Pérez López accentuated the appalling phenomenon of obstetric violence—defined as dehumanizing treatment experienced during obstetric care. This form of violence manifests in disrespectful care, forced medical decisions, violation of reproductive rights, and, in some instances, non-consensual placement of contraceptive devices and sterilization.
The contrasting paradigm to this is humanized childbirth, which promotes dignified, respectful, and supportive birthing environments and practices, protecting both mother and child from unnecessary and non-consensual medical interventions.
Sustainable Development and Healthcare Strategies
Addressing maternal mortality and obstetric violence is crucial in aligning with the United Nations’ Sustainable Development Goals (SDGs). These issues are interconnected with overarching health strategies and policies intended to ensure healthy childbirth and adequate women care during the reproductive process. They serve as development indicators, reflecting the nation’s performance in terms of inequality and healthcare access.
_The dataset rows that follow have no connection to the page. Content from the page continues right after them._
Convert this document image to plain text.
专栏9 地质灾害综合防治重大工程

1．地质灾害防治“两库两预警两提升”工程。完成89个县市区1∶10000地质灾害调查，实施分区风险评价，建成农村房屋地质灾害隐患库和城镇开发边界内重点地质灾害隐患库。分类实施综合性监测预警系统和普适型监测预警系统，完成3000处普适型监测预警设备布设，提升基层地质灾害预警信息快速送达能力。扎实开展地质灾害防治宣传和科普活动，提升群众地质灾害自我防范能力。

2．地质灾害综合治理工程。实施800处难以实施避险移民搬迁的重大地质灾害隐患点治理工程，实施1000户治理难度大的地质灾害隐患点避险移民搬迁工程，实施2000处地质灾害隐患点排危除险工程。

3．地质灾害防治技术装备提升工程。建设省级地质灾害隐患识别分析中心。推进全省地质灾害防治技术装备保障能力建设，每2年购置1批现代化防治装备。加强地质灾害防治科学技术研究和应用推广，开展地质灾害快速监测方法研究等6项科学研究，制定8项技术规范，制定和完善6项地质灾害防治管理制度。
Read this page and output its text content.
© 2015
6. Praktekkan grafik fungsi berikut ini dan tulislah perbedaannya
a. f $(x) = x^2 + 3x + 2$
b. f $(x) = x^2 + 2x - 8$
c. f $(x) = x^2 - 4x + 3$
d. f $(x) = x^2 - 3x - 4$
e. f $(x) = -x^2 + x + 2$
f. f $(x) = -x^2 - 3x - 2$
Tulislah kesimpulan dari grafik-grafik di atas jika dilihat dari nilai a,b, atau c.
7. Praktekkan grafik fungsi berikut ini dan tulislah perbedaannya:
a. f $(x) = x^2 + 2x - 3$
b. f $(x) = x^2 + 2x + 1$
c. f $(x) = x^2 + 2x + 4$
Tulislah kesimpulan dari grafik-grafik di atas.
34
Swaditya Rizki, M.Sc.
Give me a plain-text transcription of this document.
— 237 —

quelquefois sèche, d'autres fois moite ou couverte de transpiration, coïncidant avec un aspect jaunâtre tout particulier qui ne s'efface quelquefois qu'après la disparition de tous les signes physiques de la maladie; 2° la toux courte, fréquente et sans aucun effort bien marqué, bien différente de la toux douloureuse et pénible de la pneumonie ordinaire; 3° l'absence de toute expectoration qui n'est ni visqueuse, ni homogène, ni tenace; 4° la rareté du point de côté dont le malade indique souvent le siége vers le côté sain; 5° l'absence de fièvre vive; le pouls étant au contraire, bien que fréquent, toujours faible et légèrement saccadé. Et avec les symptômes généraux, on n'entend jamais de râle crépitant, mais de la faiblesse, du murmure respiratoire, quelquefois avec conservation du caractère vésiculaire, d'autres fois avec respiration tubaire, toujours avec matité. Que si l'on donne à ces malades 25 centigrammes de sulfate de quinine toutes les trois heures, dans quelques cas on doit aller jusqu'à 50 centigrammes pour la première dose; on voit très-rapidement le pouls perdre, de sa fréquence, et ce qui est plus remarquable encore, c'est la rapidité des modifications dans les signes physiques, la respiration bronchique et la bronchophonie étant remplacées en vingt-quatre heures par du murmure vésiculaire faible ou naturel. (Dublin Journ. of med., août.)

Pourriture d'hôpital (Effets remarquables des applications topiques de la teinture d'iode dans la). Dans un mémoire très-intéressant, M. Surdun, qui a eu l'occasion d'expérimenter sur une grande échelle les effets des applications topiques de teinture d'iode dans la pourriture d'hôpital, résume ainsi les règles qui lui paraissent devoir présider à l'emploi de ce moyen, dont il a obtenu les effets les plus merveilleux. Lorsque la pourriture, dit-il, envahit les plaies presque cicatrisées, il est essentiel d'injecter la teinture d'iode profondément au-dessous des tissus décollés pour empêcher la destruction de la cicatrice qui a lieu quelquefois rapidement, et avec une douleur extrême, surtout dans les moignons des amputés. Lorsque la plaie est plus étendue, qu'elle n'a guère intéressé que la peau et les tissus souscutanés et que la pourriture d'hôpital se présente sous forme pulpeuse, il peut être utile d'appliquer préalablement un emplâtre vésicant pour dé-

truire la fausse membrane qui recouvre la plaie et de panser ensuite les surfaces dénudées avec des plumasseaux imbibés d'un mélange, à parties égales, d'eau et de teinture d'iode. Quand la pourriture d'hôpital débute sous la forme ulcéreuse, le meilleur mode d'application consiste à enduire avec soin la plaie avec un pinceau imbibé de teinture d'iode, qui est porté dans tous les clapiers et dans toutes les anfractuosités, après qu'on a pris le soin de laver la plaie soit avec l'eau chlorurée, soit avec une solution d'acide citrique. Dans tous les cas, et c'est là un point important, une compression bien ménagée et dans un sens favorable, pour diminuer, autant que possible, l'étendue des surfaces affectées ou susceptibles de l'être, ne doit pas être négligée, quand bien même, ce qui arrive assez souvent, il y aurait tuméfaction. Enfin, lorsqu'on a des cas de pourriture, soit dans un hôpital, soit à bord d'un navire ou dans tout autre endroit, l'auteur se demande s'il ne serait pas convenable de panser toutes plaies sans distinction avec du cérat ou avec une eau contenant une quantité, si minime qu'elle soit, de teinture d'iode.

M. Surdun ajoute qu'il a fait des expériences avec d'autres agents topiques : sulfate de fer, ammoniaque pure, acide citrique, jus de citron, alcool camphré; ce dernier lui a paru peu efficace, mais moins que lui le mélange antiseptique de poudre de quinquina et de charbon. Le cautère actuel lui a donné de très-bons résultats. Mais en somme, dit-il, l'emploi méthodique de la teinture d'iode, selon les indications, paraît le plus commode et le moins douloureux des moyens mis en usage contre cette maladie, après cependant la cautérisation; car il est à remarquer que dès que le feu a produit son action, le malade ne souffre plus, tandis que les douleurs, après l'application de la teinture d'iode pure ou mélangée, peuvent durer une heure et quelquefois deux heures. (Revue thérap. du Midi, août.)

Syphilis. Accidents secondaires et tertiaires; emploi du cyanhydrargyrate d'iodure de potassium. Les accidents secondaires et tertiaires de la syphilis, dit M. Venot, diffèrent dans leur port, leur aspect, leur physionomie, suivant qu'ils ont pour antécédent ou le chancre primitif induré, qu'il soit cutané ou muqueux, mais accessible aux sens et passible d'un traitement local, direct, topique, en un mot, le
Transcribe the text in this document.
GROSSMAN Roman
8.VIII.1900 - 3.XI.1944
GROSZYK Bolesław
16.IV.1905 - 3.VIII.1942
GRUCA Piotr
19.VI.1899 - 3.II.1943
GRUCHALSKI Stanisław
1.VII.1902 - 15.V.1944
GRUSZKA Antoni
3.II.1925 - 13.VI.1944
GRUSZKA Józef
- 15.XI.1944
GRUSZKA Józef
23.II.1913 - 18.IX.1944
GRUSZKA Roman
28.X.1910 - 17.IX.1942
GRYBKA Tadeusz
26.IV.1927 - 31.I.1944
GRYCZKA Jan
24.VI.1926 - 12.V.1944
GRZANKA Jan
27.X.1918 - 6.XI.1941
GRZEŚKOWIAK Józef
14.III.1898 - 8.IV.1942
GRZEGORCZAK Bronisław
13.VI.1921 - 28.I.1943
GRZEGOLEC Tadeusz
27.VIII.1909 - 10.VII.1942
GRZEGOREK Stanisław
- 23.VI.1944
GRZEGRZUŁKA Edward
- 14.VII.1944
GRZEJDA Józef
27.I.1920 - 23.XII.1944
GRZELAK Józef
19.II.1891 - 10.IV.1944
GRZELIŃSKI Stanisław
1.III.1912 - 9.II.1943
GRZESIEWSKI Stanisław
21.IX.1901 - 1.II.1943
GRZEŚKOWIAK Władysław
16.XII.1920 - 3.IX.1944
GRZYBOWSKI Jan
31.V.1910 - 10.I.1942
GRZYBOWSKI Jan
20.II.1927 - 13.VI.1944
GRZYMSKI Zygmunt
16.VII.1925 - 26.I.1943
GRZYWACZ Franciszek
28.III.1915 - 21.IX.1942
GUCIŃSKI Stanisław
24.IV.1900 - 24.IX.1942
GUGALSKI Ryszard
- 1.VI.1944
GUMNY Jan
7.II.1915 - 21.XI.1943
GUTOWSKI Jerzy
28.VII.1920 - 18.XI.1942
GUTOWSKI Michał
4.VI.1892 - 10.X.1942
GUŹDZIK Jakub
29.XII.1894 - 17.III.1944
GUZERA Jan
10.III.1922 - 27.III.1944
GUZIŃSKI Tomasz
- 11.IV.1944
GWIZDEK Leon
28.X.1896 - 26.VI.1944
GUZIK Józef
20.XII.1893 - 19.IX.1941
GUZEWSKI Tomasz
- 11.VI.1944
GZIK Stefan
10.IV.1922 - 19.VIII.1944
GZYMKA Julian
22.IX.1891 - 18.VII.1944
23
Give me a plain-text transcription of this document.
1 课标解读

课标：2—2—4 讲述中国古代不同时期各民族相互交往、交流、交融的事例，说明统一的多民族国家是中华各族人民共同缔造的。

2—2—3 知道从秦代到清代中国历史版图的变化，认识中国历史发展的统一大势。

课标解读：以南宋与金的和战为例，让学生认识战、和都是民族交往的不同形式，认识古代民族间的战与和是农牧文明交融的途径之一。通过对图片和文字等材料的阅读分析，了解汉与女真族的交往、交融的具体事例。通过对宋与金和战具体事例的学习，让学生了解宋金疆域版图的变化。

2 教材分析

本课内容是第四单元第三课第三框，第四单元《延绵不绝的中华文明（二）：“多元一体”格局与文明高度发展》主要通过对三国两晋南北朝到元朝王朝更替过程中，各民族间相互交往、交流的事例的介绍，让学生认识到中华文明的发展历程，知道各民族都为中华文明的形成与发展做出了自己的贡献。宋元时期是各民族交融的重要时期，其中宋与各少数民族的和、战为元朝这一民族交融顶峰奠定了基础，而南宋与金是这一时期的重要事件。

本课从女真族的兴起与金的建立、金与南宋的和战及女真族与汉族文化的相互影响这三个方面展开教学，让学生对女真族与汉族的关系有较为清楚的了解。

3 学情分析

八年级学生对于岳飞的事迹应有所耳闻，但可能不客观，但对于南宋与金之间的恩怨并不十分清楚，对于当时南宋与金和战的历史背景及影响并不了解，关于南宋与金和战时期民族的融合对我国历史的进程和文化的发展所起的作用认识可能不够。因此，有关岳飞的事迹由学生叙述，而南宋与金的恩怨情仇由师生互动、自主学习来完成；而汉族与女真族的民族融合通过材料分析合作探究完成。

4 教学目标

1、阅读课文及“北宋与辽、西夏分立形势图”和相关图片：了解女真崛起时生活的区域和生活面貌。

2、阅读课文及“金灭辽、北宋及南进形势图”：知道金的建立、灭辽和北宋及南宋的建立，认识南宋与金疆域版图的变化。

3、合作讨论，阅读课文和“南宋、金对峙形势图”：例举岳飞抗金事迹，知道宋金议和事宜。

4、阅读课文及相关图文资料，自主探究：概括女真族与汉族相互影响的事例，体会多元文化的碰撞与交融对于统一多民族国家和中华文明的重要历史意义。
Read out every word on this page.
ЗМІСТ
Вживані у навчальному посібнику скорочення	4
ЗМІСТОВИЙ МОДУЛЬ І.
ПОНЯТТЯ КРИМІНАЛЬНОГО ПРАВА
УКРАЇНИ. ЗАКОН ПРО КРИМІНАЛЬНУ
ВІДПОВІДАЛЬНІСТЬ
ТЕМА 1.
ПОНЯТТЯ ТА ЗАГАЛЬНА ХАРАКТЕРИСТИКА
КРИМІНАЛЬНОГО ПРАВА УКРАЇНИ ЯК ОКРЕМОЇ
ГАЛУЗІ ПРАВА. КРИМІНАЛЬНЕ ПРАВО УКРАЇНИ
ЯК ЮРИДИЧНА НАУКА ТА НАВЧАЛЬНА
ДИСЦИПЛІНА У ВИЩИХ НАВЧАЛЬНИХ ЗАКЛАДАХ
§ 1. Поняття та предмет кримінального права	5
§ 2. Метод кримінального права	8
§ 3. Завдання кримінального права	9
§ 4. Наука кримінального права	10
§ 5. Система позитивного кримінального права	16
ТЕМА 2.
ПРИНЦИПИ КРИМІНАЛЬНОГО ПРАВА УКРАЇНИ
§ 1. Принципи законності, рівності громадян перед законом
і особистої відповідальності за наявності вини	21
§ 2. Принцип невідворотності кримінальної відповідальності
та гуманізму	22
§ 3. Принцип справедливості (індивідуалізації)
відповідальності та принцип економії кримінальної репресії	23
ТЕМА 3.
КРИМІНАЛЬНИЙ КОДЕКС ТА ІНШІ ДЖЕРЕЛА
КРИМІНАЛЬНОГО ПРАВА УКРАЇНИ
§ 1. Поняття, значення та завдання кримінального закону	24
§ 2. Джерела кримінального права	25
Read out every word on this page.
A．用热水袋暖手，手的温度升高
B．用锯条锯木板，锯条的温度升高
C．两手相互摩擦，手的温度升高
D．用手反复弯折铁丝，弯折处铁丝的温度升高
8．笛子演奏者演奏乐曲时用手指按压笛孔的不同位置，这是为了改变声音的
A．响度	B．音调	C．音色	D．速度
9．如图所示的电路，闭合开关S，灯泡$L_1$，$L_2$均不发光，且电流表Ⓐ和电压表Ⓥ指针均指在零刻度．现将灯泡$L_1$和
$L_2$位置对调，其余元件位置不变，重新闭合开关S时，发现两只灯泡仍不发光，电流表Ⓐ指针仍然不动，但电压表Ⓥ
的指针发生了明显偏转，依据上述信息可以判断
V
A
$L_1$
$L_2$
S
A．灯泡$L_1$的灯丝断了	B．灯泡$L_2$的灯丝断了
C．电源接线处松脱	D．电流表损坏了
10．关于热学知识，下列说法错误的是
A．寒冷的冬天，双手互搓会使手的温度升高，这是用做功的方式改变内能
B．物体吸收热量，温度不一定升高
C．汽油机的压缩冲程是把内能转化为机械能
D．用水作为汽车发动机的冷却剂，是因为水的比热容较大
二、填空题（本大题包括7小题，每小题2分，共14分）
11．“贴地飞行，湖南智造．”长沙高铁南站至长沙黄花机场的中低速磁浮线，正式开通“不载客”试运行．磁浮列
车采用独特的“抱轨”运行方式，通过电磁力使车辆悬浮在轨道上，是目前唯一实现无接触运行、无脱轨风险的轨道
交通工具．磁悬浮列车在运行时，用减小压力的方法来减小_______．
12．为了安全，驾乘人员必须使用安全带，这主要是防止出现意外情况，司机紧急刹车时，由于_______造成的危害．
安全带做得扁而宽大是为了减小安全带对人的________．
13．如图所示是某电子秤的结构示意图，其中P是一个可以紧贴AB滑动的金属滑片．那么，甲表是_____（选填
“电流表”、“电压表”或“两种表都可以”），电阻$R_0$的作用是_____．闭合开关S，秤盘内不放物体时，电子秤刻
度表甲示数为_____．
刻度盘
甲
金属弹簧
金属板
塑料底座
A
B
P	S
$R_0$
Pérez López, also a Master of Science, indicated that achieving a reduction in cesarean sections was a pivotal target, with the initial aim of reducing it to 15 percent per 100,000 live births. While a reduction was noted, the rate still hovers between 20 and 22 percent, exacerbated by disruptions due to the COVID-19 health emergency.
The excessive reliance on cesarean sections, mostly in private health institutions, tends to hamper the immediate attachment between mother and child. It also necessitates extended recovery periods, heightening the risk of infections and complications, thus impacting the possibilities of future pregnancies.
The maternal mortality crisis in Mexico paints a distressing picture of the country’s healthcare system, emphasizing the urgent need for comprehensive reforms. The pervasive obstetric violence and the unmet targets for reducing cesarean sections underscore the critical need for bolstering healthcare policies, amplifying women’s rights, and fostering environments that support natural childbirth. Achieving these reforms is not only crucial for addressing the ongoing crises, but also pivotal for reinforcing the family structure and fostering social progress in the nation.